Although Gostisbehere has made it clear he’s focused on his defensive game, the Flyers are a different animal when he’s generating offensive chances at 5-on-5 and the power play.

“He had his confidence and a little bit of swagger,” Wayne Simmonds said of Gostisbehere’s performance Sunday.

“Ghost has had his ups and downs this year, but he's a heck of a player and has unbelievable skill. He can be a catalyst offensively for us, that’s for sure.”

3. Good cage match
This one makes for an intriguing goalie matchup between Michal Neuvirth and Braden Holtby, who were once battling for the net in Washington.

Holtby is having another stud season after winning the 2015-16 Vezina Trophy (top goalie). Among all netminders, he is tied for first in goals-against average (2.01) and shutouts (seven), while he hasn’t been beaten in regulation since Dec. 27.

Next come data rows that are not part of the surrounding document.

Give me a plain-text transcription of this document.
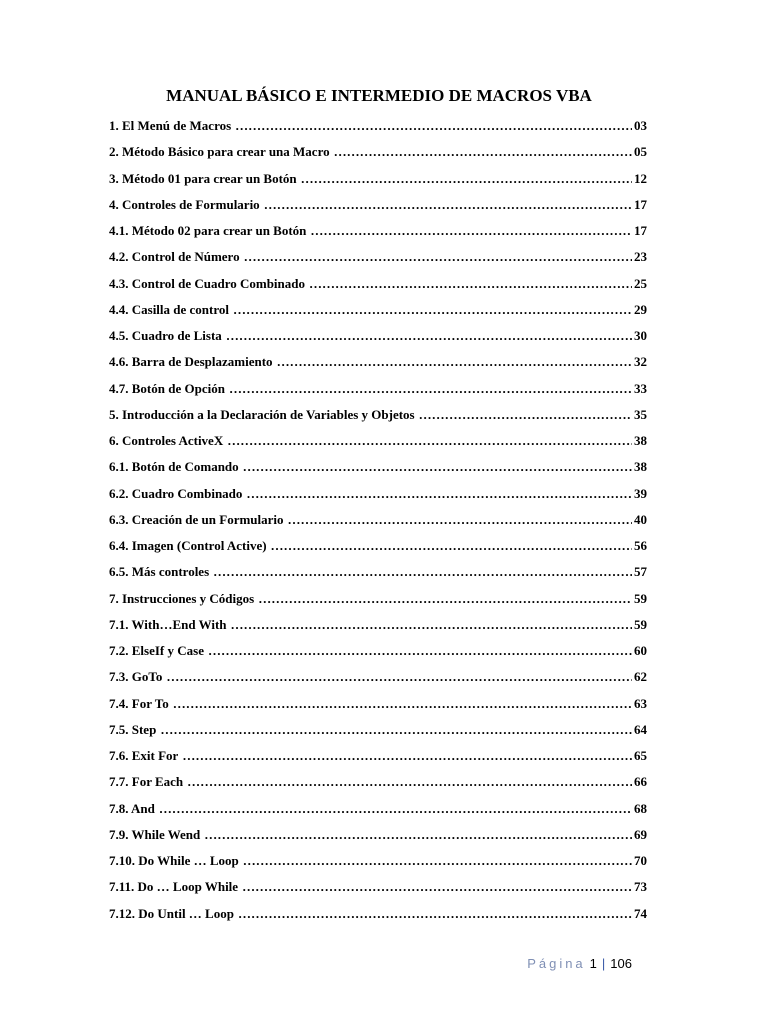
MANUAL BÁSICO E INTERMEDIO DE MACROS VBA
1. El Menú de Macros ………………………………………………………………………………………………………………………………………………………………………………………	03
2. Método Básico para crear una Macro ………………………………………………………………………………………………………………………………………………………………………………………	05
3. Método 01 para crear un Botón ………………………………………………………………………………………………………………………………………………………………………………………	12
4. Controles de Formulario ………………………………………………………………………………………………………………………………………………………………………………………	17
4.1. Método 02 para crear un Botón ………………………………………………………………………………………………………………………………………………………………………………………	17
4.2. Control de Número ………………………………………………………………………………………………………………………………………………………………………………………	23
4.3. Control de Cuadro Combinado ………………………………………………………………………………………………………………………………………………………………………………………	25
4.4. Casilla de control ………………………………………………………………………………………………………………………………………………………………………………………	29
4.5. Cuadro de Lista ………………………………………………………………………………………………………………………………………………………………………………………	30
4.6. Barra de Desplazamiento ………………………………………………………………………………………………………………………………………………………………………………………	32
4.7. Botón de Opción ………………………………………………………………………………………………………………………………………………………………………………………	33
5. Introducción a la Declaración de Variables y Objetos ………………………………………………………………………………………………………………………………………………………………………………………	35
6. Controles ActiveX ………………………………………………………………………………………………………………………………………………………………………………………	38
6.1. Botón de Comando ………………………………………………………………………………………………………………………………………………………………………………………	38
6.2. Cuadro Combinado ………………………………………………………………………………………………………………………………………………………………………………………	39
6.3. Creación de un Formulario ………………………………………………………………………………………………………………………………………………………………………………………	40
6.4. Imagen (Control Active) ………………………………………………………………………………………………………………………………………………………………………………………	56
6.5. Más controles ………………………………………………………………………………………………………………………………………………………………………………………	57
7. Instrucciones y Códigos ………………………………………………………………………………………………………………………………………………………………………………………	59
7.1. With…End With ………………………………………………………………………………………………………………………………………………………………………………………	59
7.2. ElseIf y Case ………………………………………………………………………………………………………………………………………………………………………………………	60
7.3. GoTo ………………………………………………………………………………………………………………………………………………………………………………………	62
7.4. For To ………………………………………………………………………………………………………………………………………………………………………………………	63
7.5. Step ………………………………………………………………………………………………………………………………………………………………………………………	64
7.6. Exit For ………………………………………………………………………………………………………………………………………………………………………………………	65
7.7. For Each ………………………………………………………………………………………………………………………………………………………………………………………	66
7.8. And ………………………………………………………………………………………………………………………………………………………………………………………	68
7.9. While Wend ………………………………………………………………………………………………………………………………………………………………………………………	69
7.10. Do While … Loop ………………………………………………………………………………………………………………………………………………………………………………………	70
7.11. Do … Loop While ………………………………………………………………………………………………………………………………………………………………………………………	73
7.12. Do Until … Loop ………………………………………………………………………………………………………………………………………………………………………………………	74
Página 1 | 106
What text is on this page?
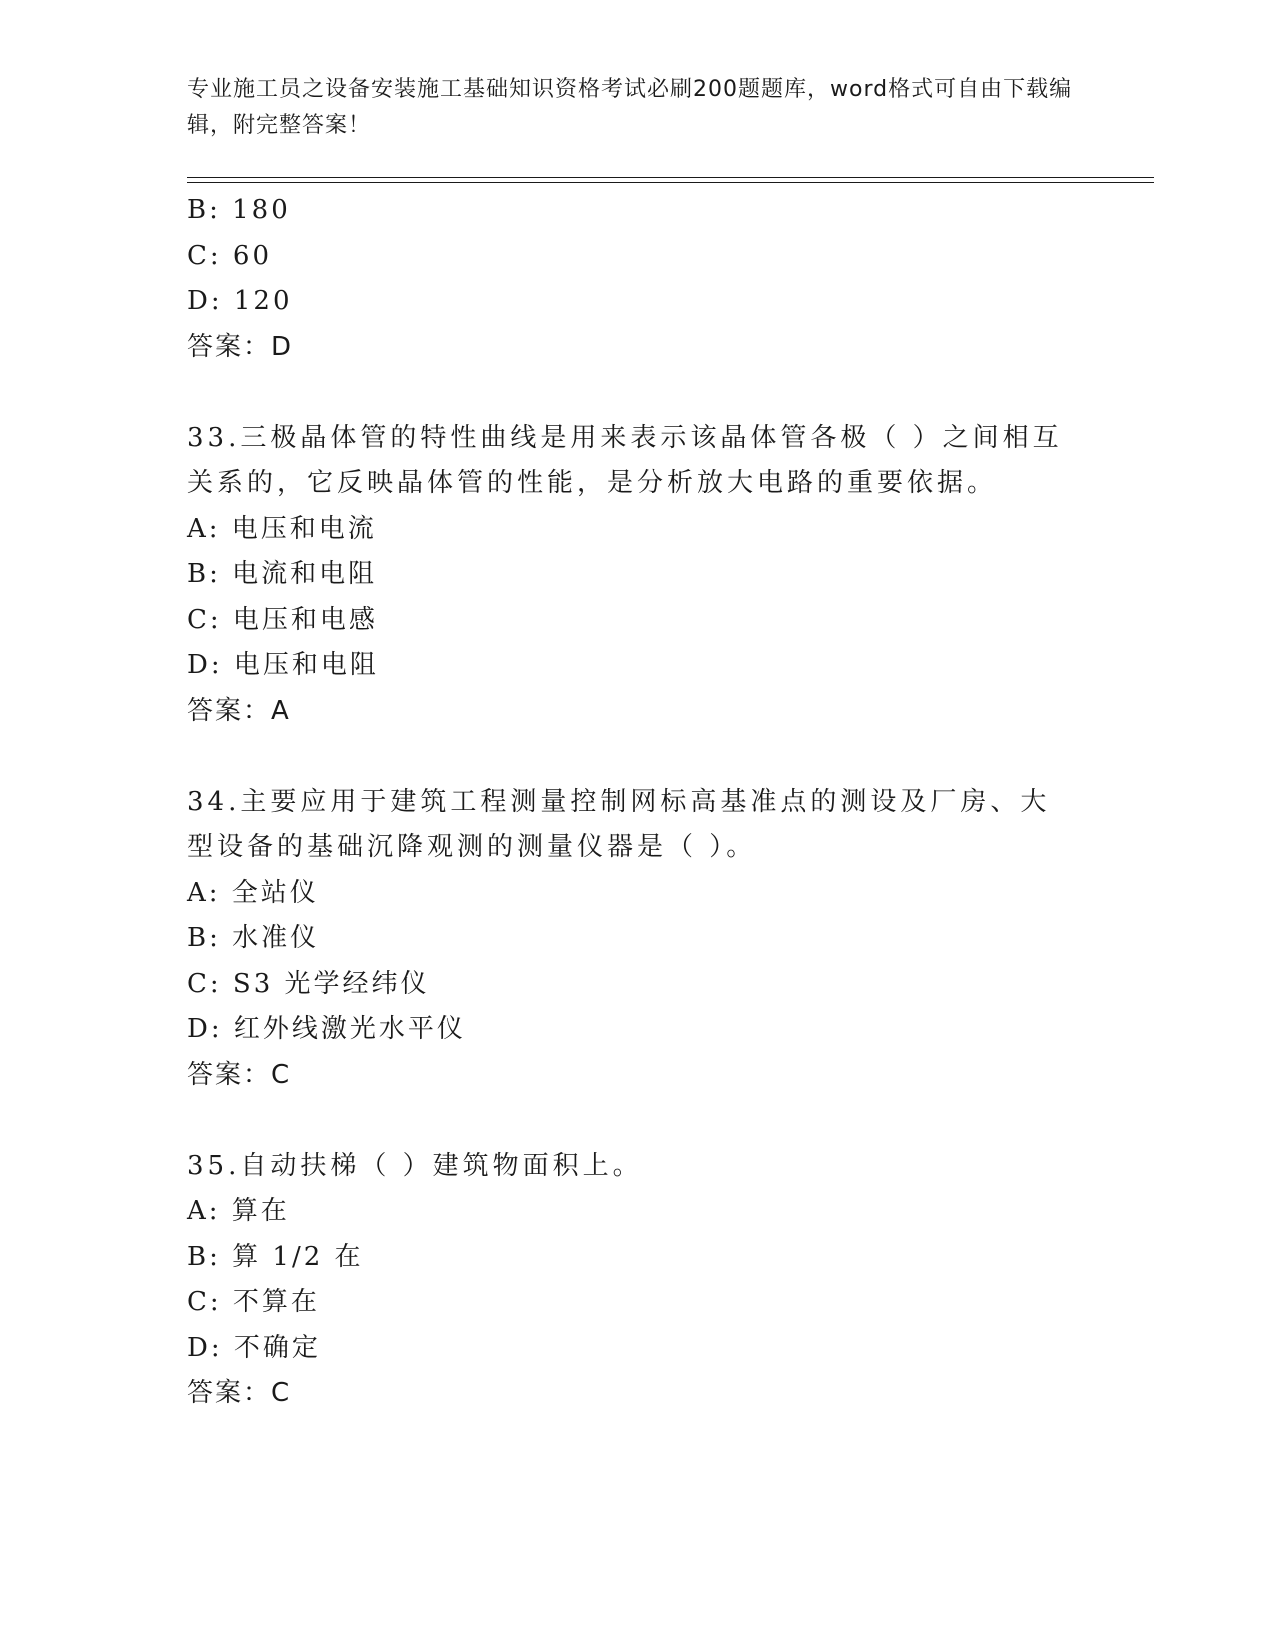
专业施工员之设备安装施工基础知识资格考试必刷200题题库，word格式可自由下载编辑，附完整答案！
B: 180
C: 60
D: 120
答案：D
33.三极晶体管的特性曲线是用来表示该晶体管各极（ ）之间相互关系的，它反映晶体管的性能，是分析放大电路的重要依据。
A: 电压和电流
B: 电流和电阻
C: 电压和电感
D: 电压和电阻
答案：A
34.主要应用于建筑工程测量控制网标高基准点的测设及厂房、大型设备的基础沉降观测的测量仪器是（ ）。
A: 全站仪
B: 水准仪
C: S3 光学经纬仪
D: 红外线激光水平仪
答案：C
35.自动扶梯（ ）建筑物面积上。
A: 算在
B: 算 1/2 在
C: 不算在
D: 不确定
答案：C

The 27-year-old blanked the Flyers twice in the 2016 Stanley Cup Playoffs and stopped 149 of 154 shots over the first-round series that the Capitals won in six games.

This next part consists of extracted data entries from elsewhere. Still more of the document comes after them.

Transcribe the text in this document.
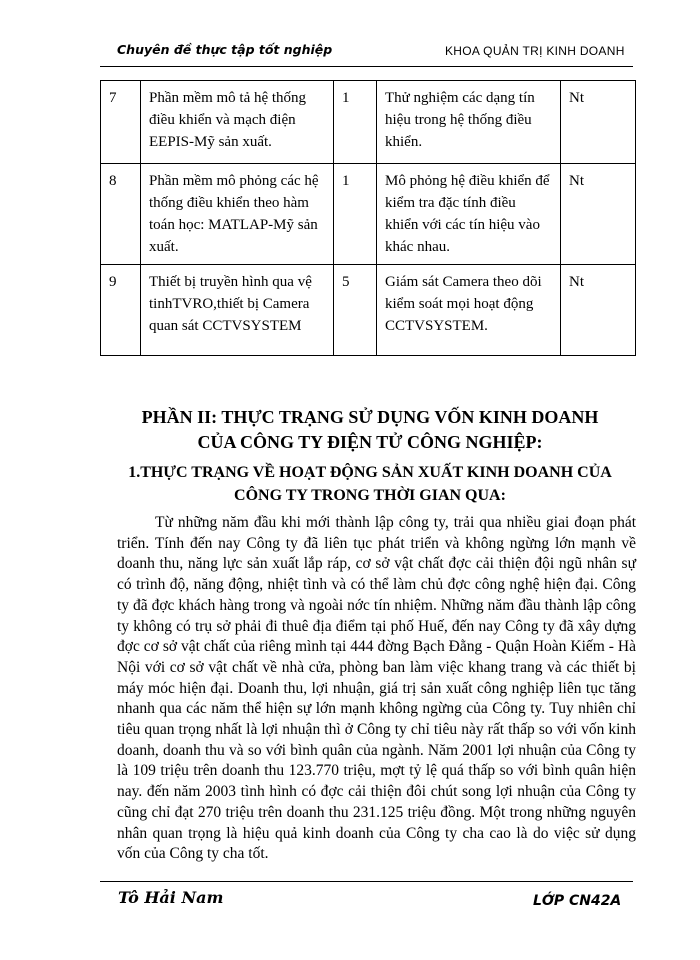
Chuyên đề thực tập tốt nghiệp	KHOA QUẢN TRỊ KINH DOANH
7	Phần mềm mô tả hệ thống điều khiển và mạch điện EEPIS-Mỹ sản xuất.	1	Thử nghiệm các dạng tín hiệu trong hệ thống điều khiển.	Nt
8	Phần mềm mô phỏng các hệ thống điều khiển theo hàm toán học: MATLAP-Mỹ sản xuất.	1	Mô phỏng hệ điều khiển để kiểm tra đặc tính điều khiển với các tín hiệu vào khác nhau.	Nt
9	Thiết bị truyền hình qua vệ tinhTVRO,thiết bị Camera quan sát CCTVSYSTEM	5	Giám sát Camera theo dõi kiểm soát mọi hoạt động CCTVSYSTEM.	Nt
PHẦN II: THỰC TRẠNG SỬ DỤNG VỐN KINH DOANH
CỦA CÔNG TY ĐIỆN TỬ CÔNG NGHIỆP:
1.THỰC TRẠNG VỀ HOẠT ĐỘNG SẢN XUẤT KINH DOANH CỦA
CÔNG TY TRONG THỜI GIAN QUA:

Từ những năm đầu khi mới thành lập công ty, trải qua nhiều giai đoạn phát triển. Tính đến nay Công ty đã liên tục phát triển và không ngừng lớn mạnh về doanh thu, năng lực sản xuất lắp ráp, cơ sở vật chất đợc cải thiện đội ngũ nhân sự có trình độ, năng động, nhiệt tình và có thể làm chủ đợc công nghệ hiện đại. Công ty đã đợc khách hàng trong và ngoài nớc tín nhiệm. Những năm đầu thành lập công ty không có trụ sở phải đi thuê địa điểm tại phố Huế, đến nay Công ty đã xây dựng đợc cơ sở vật chất của riêng mình tại 444 đờng Bạch Đằng - Quận Hoàn Kiếm - Hà Nội với cơ sở vật chất về nhà cửa, phòng ban làm việc khang trang và các thiết bị máy móc hiện đại. Doanh thu, lợi nhuận, giá trị sản xuất công nghiệp liên tục tăng nhanh qua các năm thể hiện sự lớn mạnh không ngừng của Công ty. Tuy nhiên chỉ tiêu quan trọng nhất là lợi nhuận thì ở Công ty chỉ tiêu này rất thấp so với vốn kinh doanh, doanh thu và so với bình quân của ngành. Năm 2001 lợi nhuận của Công ty là 109 triệu trên doanh thu 123.770 triệu, mợt tỷ lệ quá thấp so với bình quân hiện nay. đến năm 2003 tình hình có đợc cải thiện đôi chút song lợi nhuận của Công ty cũng chỉ đạt 270 triệu trên doanh thu 231.125 triệu đồng. Một trong những nguyên nhân quan trọng là hiệu quả kinh doanh của Công ty cha cao là do việc sử dụng vốn của Công ty cha tốt.

Tô Hải Nam	LỚP CN42A
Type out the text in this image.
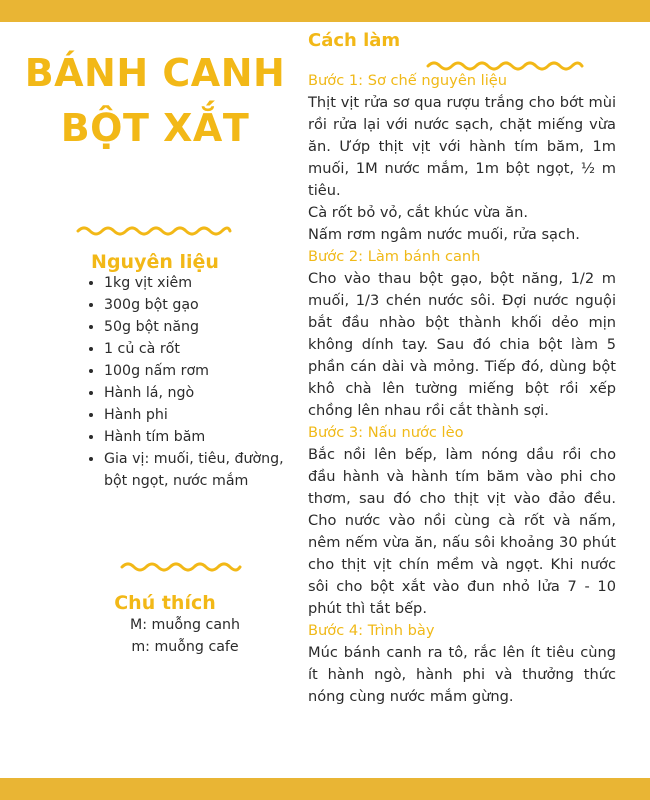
BÁNH CANH
BỘT XẮT
Nguyên liệu
• 1kg vịt xiêm
• 300g bột gạo
• 50g bột năng
• 1 củ cà rốt
• 100g nấm rơm
• Hành lá, ngò
• Hành phi
• Hành tím băm
• Gia vị: muối, tiêu, đường, bột ngọt, nước mắm
Chú thích
M: muỗng canh
m: muỗng cafe
Cách làm
Bước 1: Sơ chế nguyên liệu

Thịt vịt rửa sơ qua rượu trắng cho bớt mùi rồi rửa lại với nước sạch, chặt miếng vừa ăn. Ướp thịt vịt với hành tím băm, 1m muối, 1M nước mắm, 1m bột ngọt, ½ m tiêu.

Cà rốt bỏ vỏ, cắt khúc vừa ăn.

Nấm rơm ngâm nước muối, rửa sạch.

Bước 2: Làm bánh canh

Cho vào thau bột gạo, bột năng, 1/2 m muối, 1/3 chén nước sôi. Đợi nước nguội bắt đầu nhào bột thành khối dẻo mịn không dính tay. Sau đó chia bột làm 5 phần cán dài và mỏng. Tiếp đó, dùng bột khô chà lên tường miếng bột rồi xếp chồng lên nhau rồi cắt thành sợi.

Bước 3: Nấu nước lèo

Bắc nồi lên bếp, làm nóng dầu rồi cho đầu hành và hành tím băm vào phi cho thơm, sau đó cho thịt vịt vào đảo đều. Cho nước vào nồi cùng cà rốt và nấm, nêm nếm vừa ăn, nấu sôi khoảng 30 phút cho thịt vịt chín mềm và ngọt. Khi nước sôi cho bột xắt vào đun nhỏ lửa 7 - 10 phút thì tắt bếp.

Bước 4: Trình bày

Múc bánh canh ra tô, rắc lên ít tiêu cùng ít hành ngò, hành phi và thưởng thức nóng cùng nước mắm gừng.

Neuvirth hasn’t been too shabby himself, starting eight of the Flyers’ last 10 games. Aside from a bad showing in a 6-3 loss to the Oilers, Neuvirth has not surrendered more than two goals in any other outing during that span.

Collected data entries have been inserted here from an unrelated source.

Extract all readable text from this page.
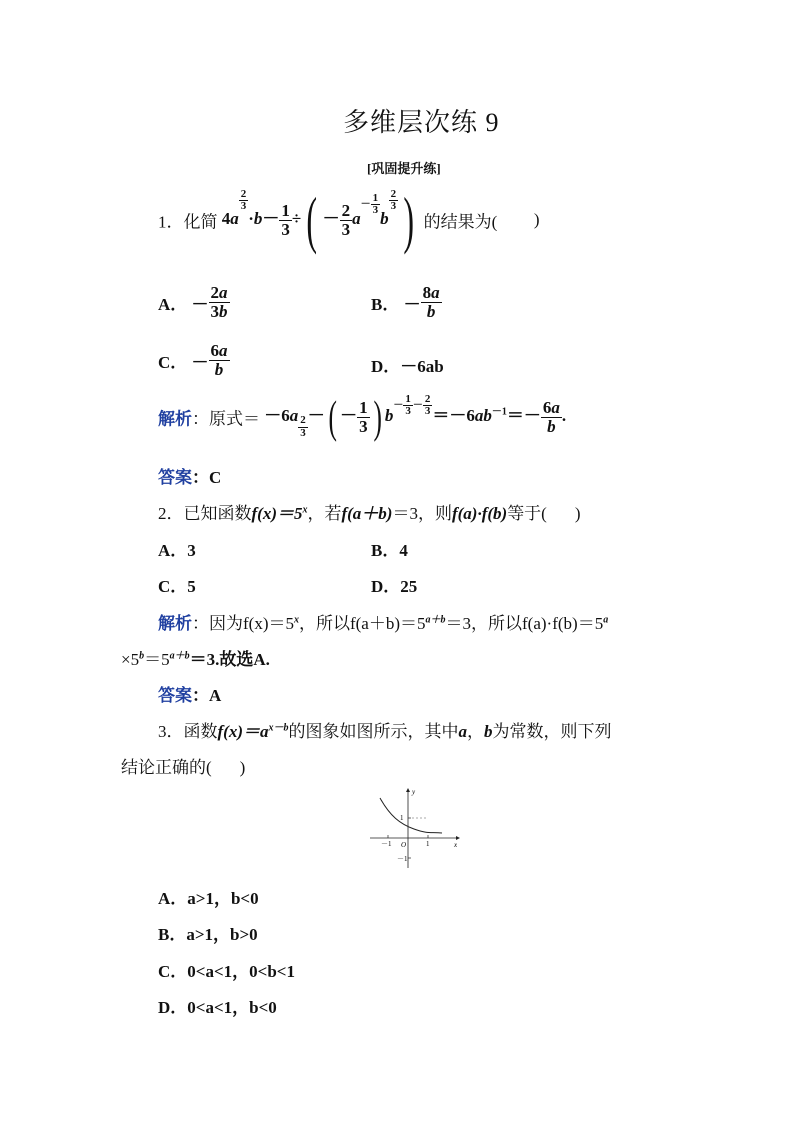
多维层次练 9
[巩固提升练]
1．化简 4a
$^{\frac{2}{3}}$
$\cdot b- \frac{1}{3}$ ÷( － $\frac{2}{3} a^{- \frac{1}{3}}$
b
$^{\frac{2}{3}}$ ) 的结果为( )
A． － $\frac{2a}{3b}$	B． － $\frac{8a}{b}$
C． － $\frac{6a}{b}$	D．－6ab
解析：原式＝ －6a $_{\frac{2}{3}}$ －( － $\frac{1}{3}$ ) $b^{- \frac{1}{3} - \frac{2}{3}} =-6ab^{-1}=- \frac{6a}{b}$ .
答案：C
2．已知函数$f(x)=5^x$，若f(a＋b)＝3，则f(a)·f(b)等于( )
A．3	B．4
C．5	D．25
解析：因为$f(x)=5^x$，所以$f(a+b)=5^{a+b}=3$，所以$f(a)\cdot f(b)=5^a$
$\times 5^b=5^{a+b}=3$.故选A.
答案：A
3．函数$f(x)=a^{x-b}$的图象如图所示，其中a，b为常数，则下列
结论正确的( )
y
x
1
－1
－1	1
O
A．a>1，b<0
B．a>1，b>0
C．0<a<1，0<b<1
D．0<a<1，b<0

A 2006 second-round pick of Washington, Neuvirth was brilliant last postseason against his former club, making 103 saves on 105 shots faced to get the Flyers two victories.

4. Keep an eye on ...
Flyers: Pierre-Edouard Bellemare can be crucial in these types of games. The fourth-line forward often sees work against the opposition’s top offensive threats and is the Flyers’ most important piece to the penalty kill. Bellemare has played 16-plus minutes in both meetings with the Capitals this season, while the PK is 15 for 17 in February and tied for the NHL’s third-fewest goals against this month.

Capitals: T.J. Oshie is such an underrated asset for Washington. The right winger, who played his college hockey at North Dakota under Flyers coach Dave Hakstol, leads the NHL with a 22.8 shooting percentage, a big reason why the Capitals are scoring 3.34 goals per game, good for second most in hockey. Oshie has 26 points (13 goals, 13 assists) in his past 22 games and is a plus-24 on the season.

5. This and that
• Neuvirth has just two career regular-season matchups against the Capitals, going 1-0-0 with a 2.44 goals-against average and .914 save percentage.

• Holtby is 6-4-7 with a 2.71 goals-against average and .911 save percentage in 18 lifetime matchups with the Flyers.

• The Flyers are three points out of the Eastern Conference’s second wild-card spot, trailing the Panthers, Bruins and Islanders, all of whom have 66 points.

• Simmonds has four goals in his last five games.

• Claude Giroux has two points (one goal, one assist) in his previous 10 games.

• Washington ranks first in the NHL with a plus-69 goal differential.

• Jordan Weal (upper-body injury) is expected to miss his second straight game.